La Cour de cassation a confirmé à plusieurs reprises cette analyse. Dans l'arrêt Cass. com. 13 janvier 2009, n° 07-21.380, elle a jugé que le fonds de commerce ne constituant pas une entité autonome, les contrats conclus par le commerçant ne sont en principe pas compris dans la cession — sauf exceptions légales explicites. Plus récemment, Cass. Soc. 23 juin 2021 (n° 18-24.597) et Cass. Soc. 20 avril 2022 (n° 20-12.444) ont précisé les conditions de transfert automatique des contrats de travail au sens de l'article L1224-1 du Code du travail : il y a transfert dès lors que des éléments significatifs et nécessaires à l'exploitation — corporels (équipements, locaux) ou incorporels (clientèle, droit au bail, brevets) — sont repris par un nouvel exploitant, directement ou indirectement.
Ce qui n'est PAS transféré : les dettes commerciales, financières, fiscales, sociales antérieures à la cession ; les créances détenues par la société sur ses clients ; le passif éventuel inconnu (redressement fiscal, contentieux salariés, garantie après-vente, contentieux clients) ; la trésorerie ; les comptes bancaires de la société. Tous ces éléments restent dans la société cédante, qui continue d'exister juridiquement et qui devra ensuite être dissoute ou conserver une activité résiduelle.
La cession de titres : transmission universelle du patrimoine
Quand le dirigeant cède les titres de sa société — parts sociales (SARL, SNC, sociétés civiles) ou actions (SAS, SA) — il vend les droits qu'il détient dans le capital social. Le contrat est régi par les articles 1582 et suivants du Code civil pour les principes généraux, et par des dispositions spécifiques du Code de commerce selon la forme sociale : articles L223-13 et suivants pour la SARL, L228-23 et suivants pour la SA, L227-14 et suivants pour la SAS.

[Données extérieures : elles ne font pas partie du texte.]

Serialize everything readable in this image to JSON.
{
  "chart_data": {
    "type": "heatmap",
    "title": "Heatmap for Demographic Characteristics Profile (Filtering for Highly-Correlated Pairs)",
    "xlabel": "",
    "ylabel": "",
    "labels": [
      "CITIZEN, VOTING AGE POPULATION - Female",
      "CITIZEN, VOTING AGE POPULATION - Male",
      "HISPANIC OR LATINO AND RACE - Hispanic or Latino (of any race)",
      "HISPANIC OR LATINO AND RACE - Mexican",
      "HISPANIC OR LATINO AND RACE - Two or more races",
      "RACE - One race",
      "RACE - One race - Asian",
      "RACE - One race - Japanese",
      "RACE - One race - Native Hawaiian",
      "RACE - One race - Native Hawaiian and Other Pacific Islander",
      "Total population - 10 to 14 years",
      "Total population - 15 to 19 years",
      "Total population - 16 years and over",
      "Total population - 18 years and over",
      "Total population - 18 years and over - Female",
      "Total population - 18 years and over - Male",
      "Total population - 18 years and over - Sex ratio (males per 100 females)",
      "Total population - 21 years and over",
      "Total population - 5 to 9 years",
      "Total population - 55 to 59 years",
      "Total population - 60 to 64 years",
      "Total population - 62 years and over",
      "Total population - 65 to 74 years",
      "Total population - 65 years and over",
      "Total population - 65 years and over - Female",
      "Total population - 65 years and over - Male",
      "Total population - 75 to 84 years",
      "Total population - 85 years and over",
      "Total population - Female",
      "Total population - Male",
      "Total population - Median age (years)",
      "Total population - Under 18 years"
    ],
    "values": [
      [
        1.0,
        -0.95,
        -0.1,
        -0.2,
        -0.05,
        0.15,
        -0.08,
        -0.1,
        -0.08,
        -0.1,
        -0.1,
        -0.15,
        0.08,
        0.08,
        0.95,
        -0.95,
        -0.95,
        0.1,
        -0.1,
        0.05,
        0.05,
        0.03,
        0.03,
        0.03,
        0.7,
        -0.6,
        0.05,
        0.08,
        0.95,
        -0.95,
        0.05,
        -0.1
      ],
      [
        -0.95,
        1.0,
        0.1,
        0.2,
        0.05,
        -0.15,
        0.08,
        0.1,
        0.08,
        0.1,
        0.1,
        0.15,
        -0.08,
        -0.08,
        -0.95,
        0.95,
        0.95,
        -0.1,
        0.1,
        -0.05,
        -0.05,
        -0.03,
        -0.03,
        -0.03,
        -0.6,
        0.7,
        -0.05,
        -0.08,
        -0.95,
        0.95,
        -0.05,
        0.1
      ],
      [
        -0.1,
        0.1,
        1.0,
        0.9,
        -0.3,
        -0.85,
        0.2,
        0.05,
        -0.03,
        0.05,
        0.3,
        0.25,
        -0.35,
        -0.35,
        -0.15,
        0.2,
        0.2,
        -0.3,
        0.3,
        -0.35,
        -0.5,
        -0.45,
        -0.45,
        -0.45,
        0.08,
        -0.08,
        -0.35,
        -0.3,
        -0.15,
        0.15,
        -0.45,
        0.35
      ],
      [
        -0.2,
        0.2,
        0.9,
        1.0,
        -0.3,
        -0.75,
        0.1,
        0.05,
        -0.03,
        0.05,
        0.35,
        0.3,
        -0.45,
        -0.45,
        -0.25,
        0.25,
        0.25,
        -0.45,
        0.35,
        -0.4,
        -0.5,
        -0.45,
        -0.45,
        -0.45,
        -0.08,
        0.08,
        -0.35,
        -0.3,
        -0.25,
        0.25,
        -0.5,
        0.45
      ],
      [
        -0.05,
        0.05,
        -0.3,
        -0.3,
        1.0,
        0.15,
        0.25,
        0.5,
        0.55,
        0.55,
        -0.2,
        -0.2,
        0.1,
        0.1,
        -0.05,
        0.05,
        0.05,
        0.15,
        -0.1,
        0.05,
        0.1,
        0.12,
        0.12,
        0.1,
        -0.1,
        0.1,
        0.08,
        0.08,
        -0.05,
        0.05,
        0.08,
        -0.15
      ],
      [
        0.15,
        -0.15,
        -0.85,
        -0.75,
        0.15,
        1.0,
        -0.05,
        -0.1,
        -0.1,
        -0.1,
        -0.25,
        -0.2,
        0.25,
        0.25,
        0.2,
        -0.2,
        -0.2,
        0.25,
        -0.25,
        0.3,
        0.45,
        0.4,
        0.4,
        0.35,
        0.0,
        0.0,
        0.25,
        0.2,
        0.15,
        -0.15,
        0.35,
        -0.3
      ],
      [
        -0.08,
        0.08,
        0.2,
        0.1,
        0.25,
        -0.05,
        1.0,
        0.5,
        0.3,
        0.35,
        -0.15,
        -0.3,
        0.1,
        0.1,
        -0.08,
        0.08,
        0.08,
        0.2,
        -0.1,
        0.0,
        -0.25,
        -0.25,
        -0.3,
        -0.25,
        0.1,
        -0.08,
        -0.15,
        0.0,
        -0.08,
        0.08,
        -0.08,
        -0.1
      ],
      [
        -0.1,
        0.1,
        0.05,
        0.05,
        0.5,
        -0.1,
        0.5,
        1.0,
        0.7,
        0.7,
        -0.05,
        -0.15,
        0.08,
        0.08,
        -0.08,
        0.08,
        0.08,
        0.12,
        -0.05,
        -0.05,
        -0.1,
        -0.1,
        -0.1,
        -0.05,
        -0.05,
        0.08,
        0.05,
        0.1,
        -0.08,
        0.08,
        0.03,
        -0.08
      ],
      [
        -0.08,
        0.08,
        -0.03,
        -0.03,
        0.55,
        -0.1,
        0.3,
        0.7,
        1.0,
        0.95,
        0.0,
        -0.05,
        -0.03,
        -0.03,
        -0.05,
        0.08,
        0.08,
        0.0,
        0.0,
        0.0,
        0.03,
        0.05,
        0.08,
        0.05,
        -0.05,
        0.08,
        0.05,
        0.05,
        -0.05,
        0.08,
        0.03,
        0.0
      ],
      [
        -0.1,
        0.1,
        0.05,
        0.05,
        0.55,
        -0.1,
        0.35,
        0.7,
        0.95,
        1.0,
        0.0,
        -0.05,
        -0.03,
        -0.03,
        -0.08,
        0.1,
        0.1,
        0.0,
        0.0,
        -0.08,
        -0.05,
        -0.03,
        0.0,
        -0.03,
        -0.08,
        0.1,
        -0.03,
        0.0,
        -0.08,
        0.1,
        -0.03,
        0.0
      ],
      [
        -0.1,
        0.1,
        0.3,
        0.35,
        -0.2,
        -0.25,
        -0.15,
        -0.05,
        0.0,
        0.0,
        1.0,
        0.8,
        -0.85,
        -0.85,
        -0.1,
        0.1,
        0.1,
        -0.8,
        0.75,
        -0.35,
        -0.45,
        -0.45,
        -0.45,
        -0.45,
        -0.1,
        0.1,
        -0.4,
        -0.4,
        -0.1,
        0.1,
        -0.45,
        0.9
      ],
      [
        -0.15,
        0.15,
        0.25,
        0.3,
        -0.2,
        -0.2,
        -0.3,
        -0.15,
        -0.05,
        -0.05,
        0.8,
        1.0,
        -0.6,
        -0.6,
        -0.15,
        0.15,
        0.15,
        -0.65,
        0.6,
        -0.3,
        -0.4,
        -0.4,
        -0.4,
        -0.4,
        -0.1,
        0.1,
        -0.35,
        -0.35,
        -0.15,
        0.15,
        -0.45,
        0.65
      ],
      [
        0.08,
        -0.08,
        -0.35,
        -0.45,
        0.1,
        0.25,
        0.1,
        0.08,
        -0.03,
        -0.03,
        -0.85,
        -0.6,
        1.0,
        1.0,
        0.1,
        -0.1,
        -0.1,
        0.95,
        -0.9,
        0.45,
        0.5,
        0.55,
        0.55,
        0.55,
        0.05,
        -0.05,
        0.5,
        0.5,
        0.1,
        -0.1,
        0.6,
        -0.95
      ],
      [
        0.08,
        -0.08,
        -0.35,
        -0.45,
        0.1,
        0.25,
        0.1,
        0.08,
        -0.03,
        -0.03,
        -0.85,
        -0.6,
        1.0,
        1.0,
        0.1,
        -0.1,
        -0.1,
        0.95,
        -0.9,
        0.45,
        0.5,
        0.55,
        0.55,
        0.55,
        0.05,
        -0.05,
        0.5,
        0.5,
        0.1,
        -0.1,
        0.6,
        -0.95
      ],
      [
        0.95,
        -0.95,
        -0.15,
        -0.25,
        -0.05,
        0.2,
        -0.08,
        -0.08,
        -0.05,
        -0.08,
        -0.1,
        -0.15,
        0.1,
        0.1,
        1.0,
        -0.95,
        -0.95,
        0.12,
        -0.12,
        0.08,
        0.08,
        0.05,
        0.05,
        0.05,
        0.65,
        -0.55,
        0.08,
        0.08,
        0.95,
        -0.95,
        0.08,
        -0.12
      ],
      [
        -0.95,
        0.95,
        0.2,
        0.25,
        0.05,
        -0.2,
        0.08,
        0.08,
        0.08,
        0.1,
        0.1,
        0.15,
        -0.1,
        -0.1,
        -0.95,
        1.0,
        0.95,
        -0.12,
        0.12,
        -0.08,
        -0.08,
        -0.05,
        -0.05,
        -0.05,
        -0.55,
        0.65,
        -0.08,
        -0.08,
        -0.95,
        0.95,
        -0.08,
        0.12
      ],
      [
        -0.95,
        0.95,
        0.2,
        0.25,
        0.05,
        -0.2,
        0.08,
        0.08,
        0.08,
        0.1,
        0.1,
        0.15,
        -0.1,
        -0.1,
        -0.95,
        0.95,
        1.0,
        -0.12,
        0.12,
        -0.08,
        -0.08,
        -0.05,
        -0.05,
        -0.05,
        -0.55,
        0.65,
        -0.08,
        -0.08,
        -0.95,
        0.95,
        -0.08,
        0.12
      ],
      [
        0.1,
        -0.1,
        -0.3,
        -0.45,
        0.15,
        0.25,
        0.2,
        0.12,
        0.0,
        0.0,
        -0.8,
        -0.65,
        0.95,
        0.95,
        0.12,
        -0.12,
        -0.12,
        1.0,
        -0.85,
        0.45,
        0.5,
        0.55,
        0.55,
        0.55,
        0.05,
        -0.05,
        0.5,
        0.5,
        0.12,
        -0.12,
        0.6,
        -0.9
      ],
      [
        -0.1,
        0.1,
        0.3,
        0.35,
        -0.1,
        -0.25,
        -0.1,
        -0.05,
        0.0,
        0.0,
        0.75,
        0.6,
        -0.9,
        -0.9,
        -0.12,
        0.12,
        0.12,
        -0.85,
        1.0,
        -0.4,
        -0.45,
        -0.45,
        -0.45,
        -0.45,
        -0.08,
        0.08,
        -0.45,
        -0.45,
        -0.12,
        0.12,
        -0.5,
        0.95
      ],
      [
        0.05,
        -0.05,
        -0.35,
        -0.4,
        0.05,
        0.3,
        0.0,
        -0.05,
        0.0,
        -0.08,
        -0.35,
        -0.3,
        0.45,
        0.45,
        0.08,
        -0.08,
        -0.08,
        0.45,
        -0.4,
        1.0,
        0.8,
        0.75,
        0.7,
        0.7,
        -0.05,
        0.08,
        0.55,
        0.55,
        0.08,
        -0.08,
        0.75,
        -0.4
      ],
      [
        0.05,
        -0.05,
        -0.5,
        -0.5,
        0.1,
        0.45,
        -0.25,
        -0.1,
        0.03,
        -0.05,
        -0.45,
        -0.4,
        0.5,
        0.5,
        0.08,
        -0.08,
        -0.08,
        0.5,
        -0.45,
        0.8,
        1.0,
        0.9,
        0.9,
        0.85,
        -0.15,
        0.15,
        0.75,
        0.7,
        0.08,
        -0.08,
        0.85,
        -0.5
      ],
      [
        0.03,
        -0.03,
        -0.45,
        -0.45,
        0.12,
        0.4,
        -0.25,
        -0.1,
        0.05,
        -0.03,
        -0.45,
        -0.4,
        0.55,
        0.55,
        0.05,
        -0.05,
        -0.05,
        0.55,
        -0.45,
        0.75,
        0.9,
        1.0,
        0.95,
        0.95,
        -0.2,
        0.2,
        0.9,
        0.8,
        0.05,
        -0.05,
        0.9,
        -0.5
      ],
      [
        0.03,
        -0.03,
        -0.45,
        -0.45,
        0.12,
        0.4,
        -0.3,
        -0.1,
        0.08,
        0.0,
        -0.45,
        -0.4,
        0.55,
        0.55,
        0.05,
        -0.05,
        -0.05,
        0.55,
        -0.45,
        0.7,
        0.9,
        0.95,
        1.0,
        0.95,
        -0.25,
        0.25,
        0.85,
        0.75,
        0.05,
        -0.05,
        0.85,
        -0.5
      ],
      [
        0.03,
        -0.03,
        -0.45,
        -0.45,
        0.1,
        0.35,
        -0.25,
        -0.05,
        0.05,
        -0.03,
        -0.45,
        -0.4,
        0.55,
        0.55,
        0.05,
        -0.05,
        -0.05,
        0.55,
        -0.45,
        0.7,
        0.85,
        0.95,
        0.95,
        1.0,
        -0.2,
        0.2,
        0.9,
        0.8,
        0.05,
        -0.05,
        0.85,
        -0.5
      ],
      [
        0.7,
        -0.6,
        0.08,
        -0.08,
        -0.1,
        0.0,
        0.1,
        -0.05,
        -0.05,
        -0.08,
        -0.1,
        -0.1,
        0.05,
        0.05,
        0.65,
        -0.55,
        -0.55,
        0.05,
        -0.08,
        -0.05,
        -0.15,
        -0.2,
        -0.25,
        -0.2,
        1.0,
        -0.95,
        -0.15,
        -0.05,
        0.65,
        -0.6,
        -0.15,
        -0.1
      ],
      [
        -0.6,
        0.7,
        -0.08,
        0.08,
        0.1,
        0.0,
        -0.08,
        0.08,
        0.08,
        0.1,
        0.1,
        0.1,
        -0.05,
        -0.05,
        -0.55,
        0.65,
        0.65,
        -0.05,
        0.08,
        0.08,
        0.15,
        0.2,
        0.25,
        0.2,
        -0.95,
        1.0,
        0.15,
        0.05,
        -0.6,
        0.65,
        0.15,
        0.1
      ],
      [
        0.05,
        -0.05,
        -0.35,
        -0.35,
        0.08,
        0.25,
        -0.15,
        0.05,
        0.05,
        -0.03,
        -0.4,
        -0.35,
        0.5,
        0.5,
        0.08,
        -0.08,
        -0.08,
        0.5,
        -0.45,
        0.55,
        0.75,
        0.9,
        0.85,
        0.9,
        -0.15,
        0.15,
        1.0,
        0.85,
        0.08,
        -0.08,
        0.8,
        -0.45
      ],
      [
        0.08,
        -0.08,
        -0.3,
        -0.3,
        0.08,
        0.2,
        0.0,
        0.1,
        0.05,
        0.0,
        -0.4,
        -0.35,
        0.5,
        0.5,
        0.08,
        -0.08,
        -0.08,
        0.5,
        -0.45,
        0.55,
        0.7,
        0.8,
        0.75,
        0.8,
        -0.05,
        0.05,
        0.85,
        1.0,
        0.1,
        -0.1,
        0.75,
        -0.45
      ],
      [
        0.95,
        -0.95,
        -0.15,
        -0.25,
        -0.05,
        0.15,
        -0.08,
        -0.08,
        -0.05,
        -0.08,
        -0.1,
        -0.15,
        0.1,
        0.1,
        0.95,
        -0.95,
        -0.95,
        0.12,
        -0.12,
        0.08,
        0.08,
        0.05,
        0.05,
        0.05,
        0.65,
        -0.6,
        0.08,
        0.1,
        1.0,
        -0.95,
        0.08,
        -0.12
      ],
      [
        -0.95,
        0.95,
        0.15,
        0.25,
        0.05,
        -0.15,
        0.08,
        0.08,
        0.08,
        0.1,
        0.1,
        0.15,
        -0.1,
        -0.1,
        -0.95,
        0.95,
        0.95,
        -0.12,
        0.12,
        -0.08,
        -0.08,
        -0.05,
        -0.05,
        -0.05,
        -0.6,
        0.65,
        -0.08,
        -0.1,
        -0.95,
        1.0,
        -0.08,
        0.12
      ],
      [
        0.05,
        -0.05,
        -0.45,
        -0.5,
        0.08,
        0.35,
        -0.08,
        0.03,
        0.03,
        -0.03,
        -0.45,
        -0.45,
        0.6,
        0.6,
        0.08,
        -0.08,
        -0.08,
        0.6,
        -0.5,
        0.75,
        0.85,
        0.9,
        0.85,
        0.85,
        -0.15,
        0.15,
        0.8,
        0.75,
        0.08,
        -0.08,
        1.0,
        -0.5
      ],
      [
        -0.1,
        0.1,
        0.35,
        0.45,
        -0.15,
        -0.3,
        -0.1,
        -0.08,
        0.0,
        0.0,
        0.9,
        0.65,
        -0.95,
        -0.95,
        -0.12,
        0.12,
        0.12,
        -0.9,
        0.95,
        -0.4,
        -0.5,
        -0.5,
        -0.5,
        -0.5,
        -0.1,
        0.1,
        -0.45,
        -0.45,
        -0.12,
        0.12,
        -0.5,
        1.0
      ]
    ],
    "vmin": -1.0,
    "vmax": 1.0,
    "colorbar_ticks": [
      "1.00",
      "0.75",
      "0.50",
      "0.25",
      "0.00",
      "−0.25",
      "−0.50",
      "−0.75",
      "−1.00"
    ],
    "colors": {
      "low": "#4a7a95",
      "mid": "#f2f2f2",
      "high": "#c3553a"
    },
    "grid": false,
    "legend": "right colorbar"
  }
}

Ce qui est transféré dans la cession de titres : la société elle-même, avec son patrimoine intégral. C'est-à-dire l'ensemble des actifs (fonds de commerce, immobilier le cas échéant, trésorerie, créances clients, stocks, immobilisations) et l'ensemble des passifs (dettes fournisseurs, dettes bancaires, dettes fiscales et sociales, contentieux en cours, garanties données aux clients, engagements hors bilan). Y compris les engagements inconnus au jour de la cession mais ayant une cause antérieure — un redressement fiscal qui n'a pas encore été notifié, une malfaçon dont le client ne s'est pas encore plaint, un contentieux salarié en germe.

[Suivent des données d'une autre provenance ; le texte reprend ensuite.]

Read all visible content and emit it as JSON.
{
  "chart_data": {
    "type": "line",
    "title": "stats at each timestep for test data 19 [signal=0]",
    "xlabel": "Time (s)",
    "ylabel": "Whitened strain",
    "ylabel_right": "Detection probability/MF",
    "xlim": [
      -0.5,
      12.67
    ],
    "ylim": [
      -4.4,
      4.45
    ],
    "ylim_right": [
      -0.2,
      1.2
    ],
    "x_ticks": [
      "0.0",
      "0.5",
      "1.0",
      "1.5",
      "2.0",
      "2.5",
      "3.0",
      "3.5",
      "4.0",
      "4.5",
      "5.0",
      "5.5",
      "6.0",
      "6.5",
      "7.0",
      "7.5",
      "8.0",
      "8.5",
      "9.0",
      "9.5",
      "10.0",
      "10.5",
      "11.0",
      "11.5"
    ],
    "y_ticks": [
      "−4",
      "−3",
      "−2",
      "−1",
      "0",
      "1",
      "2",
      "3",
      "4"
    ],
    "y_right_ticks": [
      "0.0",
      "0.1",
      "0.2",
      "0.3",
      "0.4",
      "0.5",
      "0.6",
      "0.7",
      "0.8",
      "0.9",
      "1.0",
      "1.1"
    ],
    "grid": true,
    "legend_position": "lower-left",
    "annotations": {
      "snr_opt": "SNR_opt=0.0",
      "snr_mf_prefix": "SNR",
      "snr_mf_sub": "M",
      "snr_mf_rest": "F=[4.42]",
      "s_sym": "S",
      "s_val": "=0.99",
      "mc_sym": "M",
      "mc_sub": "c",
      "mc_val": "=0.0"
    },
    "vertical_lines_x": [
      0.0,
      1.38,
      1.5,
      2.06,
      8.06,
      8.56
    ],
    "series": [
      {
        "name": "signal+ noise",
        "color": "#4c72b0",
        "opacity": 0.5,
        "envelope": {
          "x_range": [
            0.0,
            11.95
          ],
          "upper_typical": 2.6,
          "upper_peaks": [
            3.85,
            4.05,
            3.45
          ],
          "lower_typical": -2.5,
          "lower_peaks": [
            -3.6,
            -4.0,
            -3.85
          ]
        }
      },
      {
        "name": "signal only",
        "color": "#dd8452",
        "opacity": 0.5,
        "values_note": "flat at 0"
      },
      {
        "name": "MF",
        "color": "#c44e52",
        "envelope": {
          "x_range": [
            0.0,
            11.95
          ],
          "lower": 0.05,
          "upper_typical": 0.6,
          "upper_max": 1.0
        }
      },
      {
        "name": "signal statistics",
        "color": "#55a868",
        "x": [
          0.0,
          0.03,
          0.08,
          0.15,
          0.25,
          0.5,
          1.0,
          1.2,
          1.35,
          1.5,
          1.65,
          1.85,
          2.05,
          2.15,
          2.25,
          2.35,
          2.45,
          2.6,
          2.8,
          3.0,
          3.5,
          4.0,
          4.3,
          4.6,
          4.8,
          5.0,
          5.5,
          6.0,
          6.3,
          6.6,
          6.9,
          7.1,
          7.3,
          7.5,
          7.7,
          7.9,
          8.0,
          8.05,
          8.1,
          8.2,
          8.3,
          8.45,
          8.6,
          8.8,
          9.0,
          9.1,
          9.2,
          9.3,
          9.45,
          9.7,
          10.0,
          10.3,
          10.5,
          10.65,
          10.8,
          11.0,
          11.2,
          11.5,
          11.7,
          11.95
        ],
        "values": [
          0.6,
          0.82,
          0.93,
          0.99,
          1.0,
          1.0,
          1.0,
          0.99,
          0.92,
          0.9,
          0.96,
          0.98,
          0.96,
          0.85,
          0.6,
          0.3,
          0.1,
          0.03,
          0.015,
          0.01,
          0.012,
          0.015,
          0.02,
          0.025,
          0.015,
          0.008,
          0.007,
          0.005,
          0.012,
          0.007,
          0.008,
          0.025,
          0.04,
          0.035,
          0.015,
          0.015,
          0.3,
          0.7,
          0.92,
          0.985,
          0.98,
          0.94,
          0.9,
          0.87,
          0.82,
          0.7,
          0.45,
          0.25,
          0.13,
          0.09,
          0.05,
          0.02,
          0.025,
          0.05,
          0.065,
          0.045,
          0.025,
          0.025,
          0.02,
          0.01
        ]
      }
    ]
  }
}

C'est cette transmission universelle qui explique l'existence systématique de la convention de garantie d'actif et de passif (GAP) en cession de titres. Le cédant s'engage à indemniser le repreneur — ou directement la société cédée — si un actif se révèle moindre que déclaré ou si un passif apparaît postérieurement à la cession mais a une cause antérieure. La GAP est plafonnée dans son montant (souvent 10 à 30 % du prix de cession) et limitée dans le temps (généralement 18 à 36 mois pour les passifs ordinaires, 5 ans ou plus pour les passifs fiscaux et sociaux qui suivent les délais de prescription de l'administration).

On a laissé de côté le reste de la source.